Yakın zamanda yeni bir KHK'nın çıkacağını kaydeden Yıldırım, tek tip kıyafet çalışmalarının da devam ettiğini belirtti. Koray Aydın'ın, Meral Akşener'in kuracağı partiye katılma kararı almasına yönelik Yıldırım, "Nesini değerlendireceğim? Koray Aydın katıldığı canlı yayında Meral Akşener için FETÖ projesi demişti. Şimdi onun partisine geçti. Demek ki ikna edilmiş" diye konuştu.

"EKONOMİNİN ÜRETEN, İSTİHDAM OLUŞTURAN VE MİLLİ GELİRİ ARTIRAN BOYUTUNA DAHA ÇOK YOĞUNLAŞACAĞIZ"
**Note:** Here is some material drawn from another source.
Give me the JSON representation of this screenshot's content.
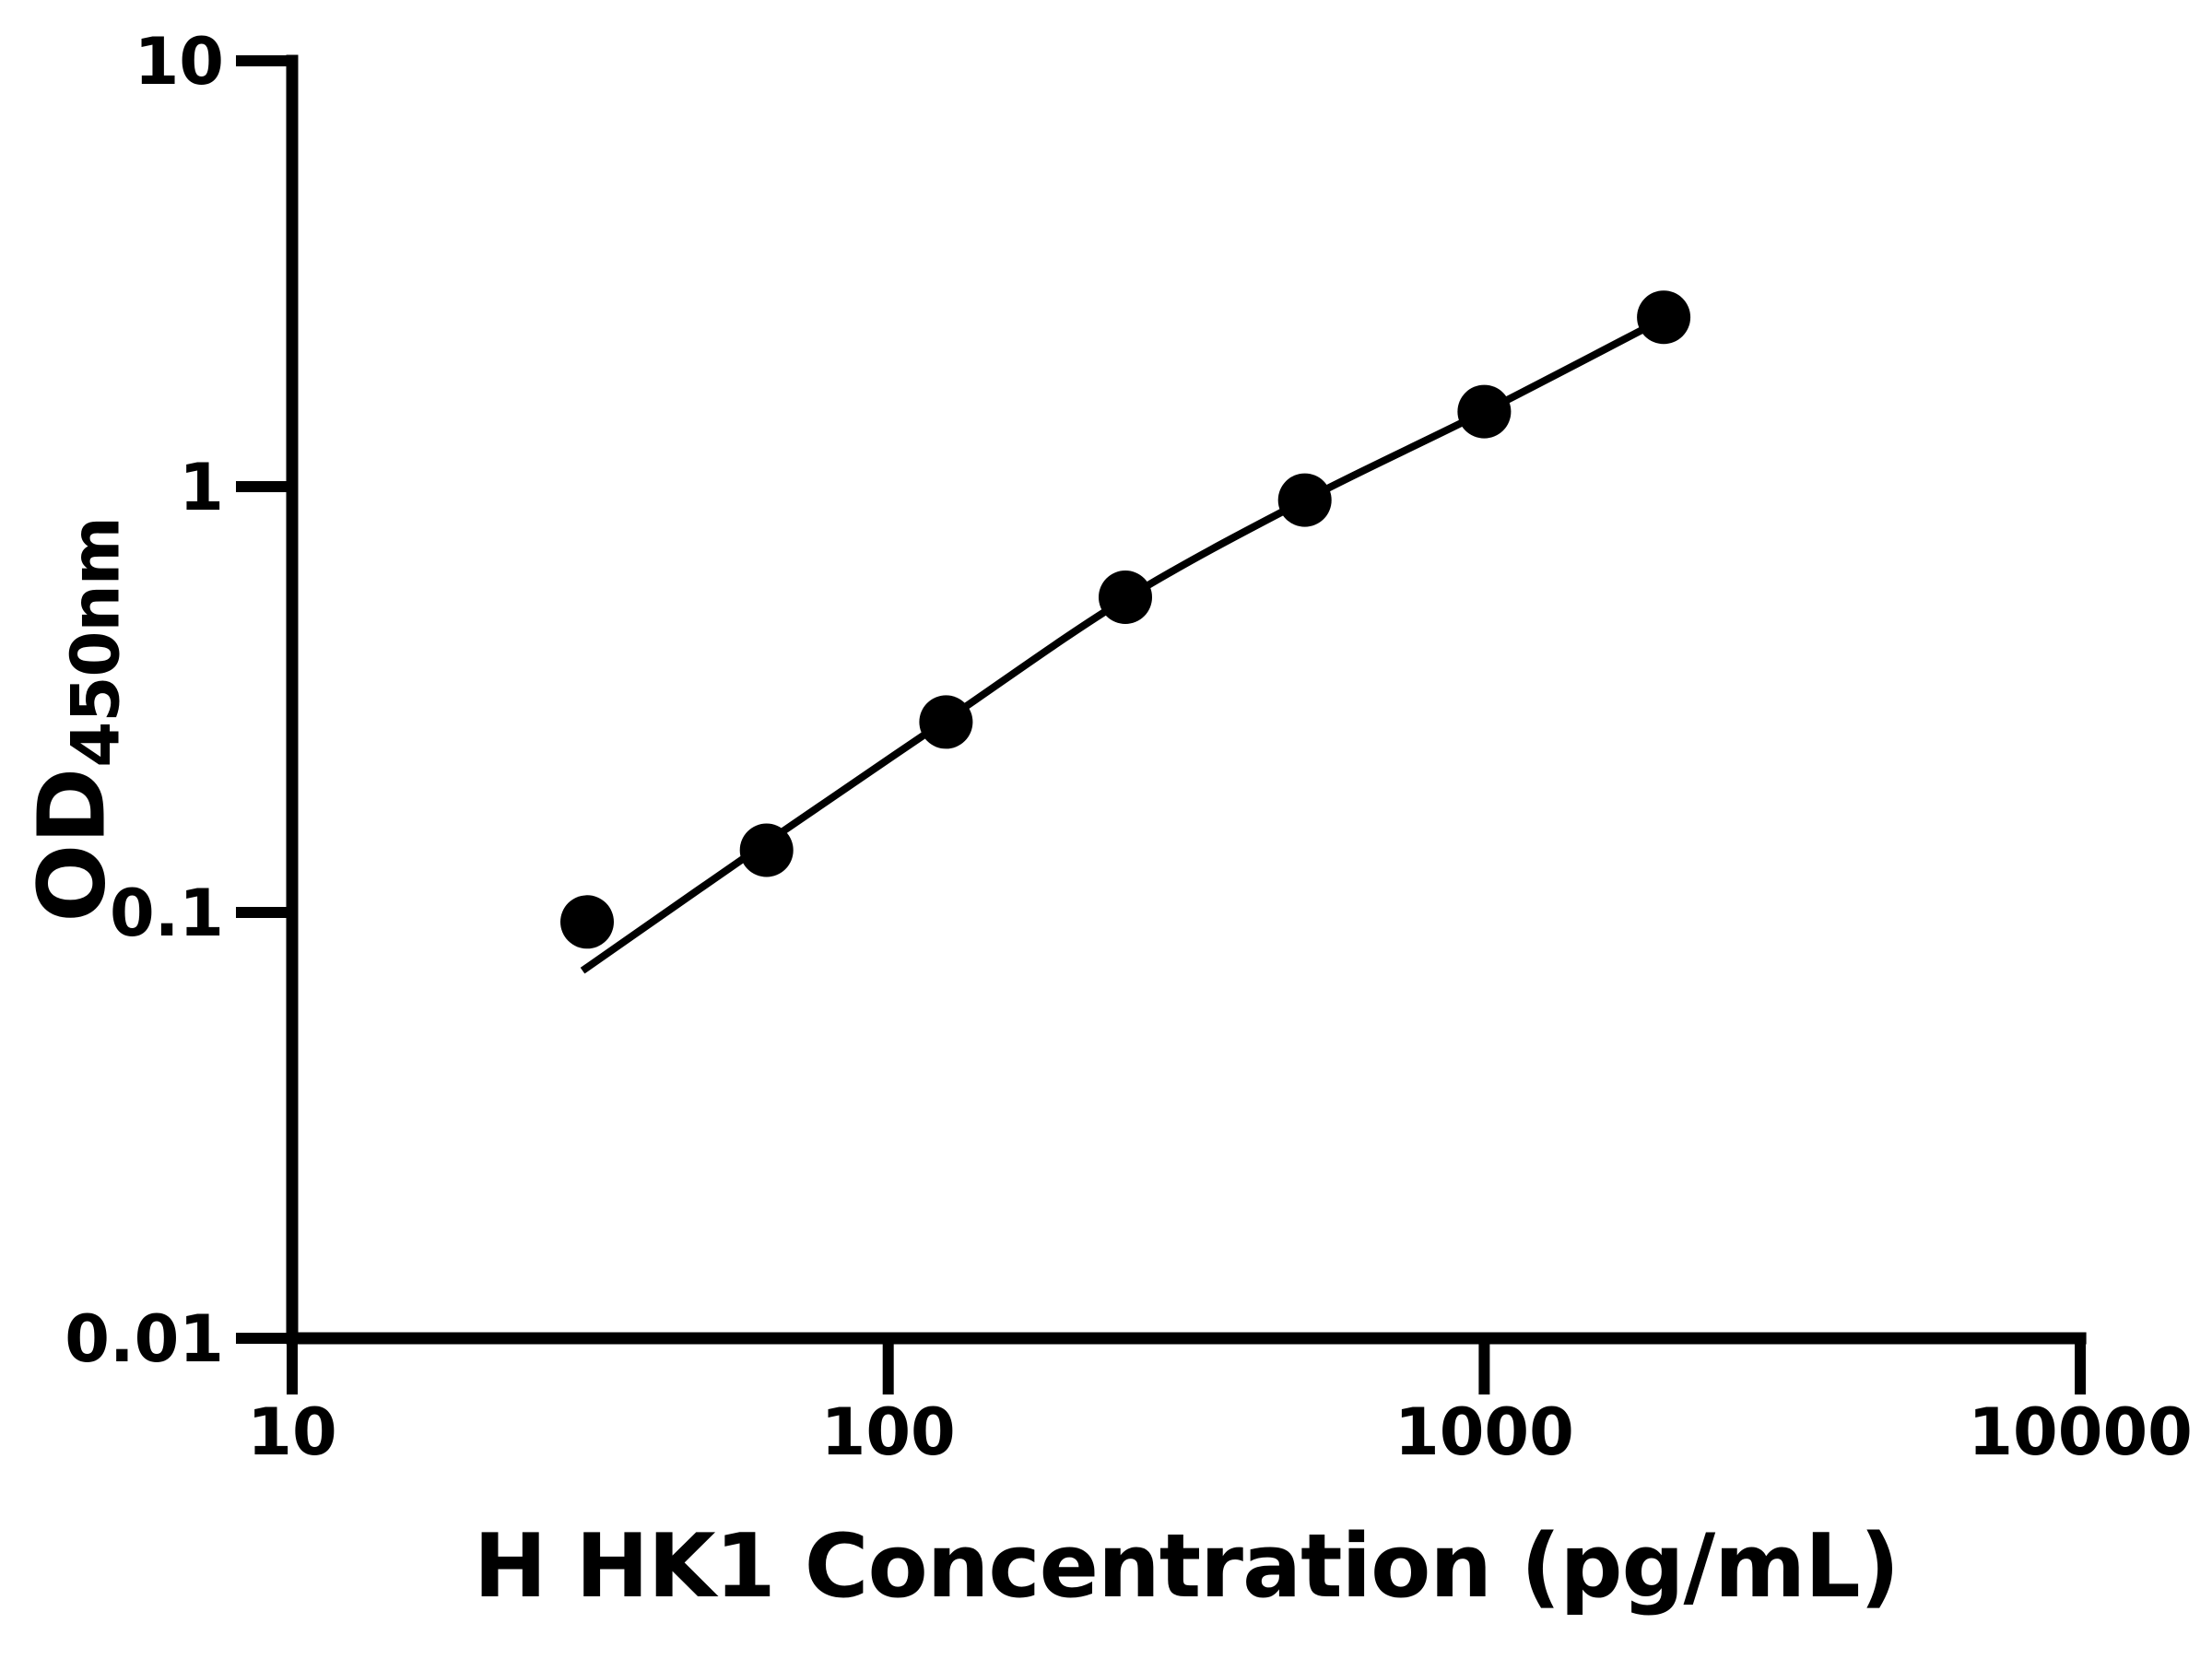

"Önümüzdeki aylarda ekonomik konularla ilgili bir hamle açıklayacak mısınız?" sorusuna Yıldırım şu cevabı verdi:

"Önümüzdeki aylar hep ekonomiyle ilgili konular olacak. Bir yandan yapısal bazı mevzuat düzenlemeleri yaparken bir yandan da idare tedbirler alacağız. Ekonominin üreten, istihdam oluşturan ve milli geliri artıran boyutuna daha çok yoğunlaşacağız. IMF raporuna göre Avrupa'da 5'inci ekonomi oldu. Satın alma gücüne göre İspanya'yı da geride bıraktık. Akdeniz'de 3'üncü ülke, Orta Doğu'da 1'inci ülke. Gayrısafi Milli Hasıla 2 trilyon doların üzerine çıktı. 2023 için 4 hedefimizden biri buydu. Şimdi ihracattaki 500 milyar hedefimiz ve ilk 10 ülke arasına girme hedefimiz var. 6 senemiz daha var. Gayret edip tüm hedeflerimizi gerçekleştireceğiz."

"TAŞIMA SUYLA DEĞİRMEN DÖNMEZ"

Spordaki gelişmeleri takip ettiğini, atletizm ve güreşte güzel başarıların elde edildiğini ancak yeterli olmadığını vurgulayan Yıldırım, daha fazla gencin başarılı olması için gayret göstermek gerektiğini söyledi.

Bir basın mensubunun, başka ülkelerden transfer edilen sporcularla netice alınmaya çalışıldığını söylemesi üzerine Yıldırım, "Evet ben de böyle düşünüyorum. Milli takımlara mutlaka Türkleri katmak gerekiyor. Kendi kaynağımızı ikinci plana atıyoruz. Maç seyretmeye oturuyoruz, hanım 3 dakika sonra 'değiştir kanalı, bunlar arasında hiçbir Türk ismi yok, başkasının maçından bize ne' diyor. Böyle taşıma suyuyla değirmen dönmez. Kendi çocuklarımızı yetiştireceğiz. Dünya yıldızı yapacağız. Dünya kadar para veriyoruz bunlara. Bunun adı 'Desinler ki ağanın fesi var!'" diyerek sözlerini sonlandırdı.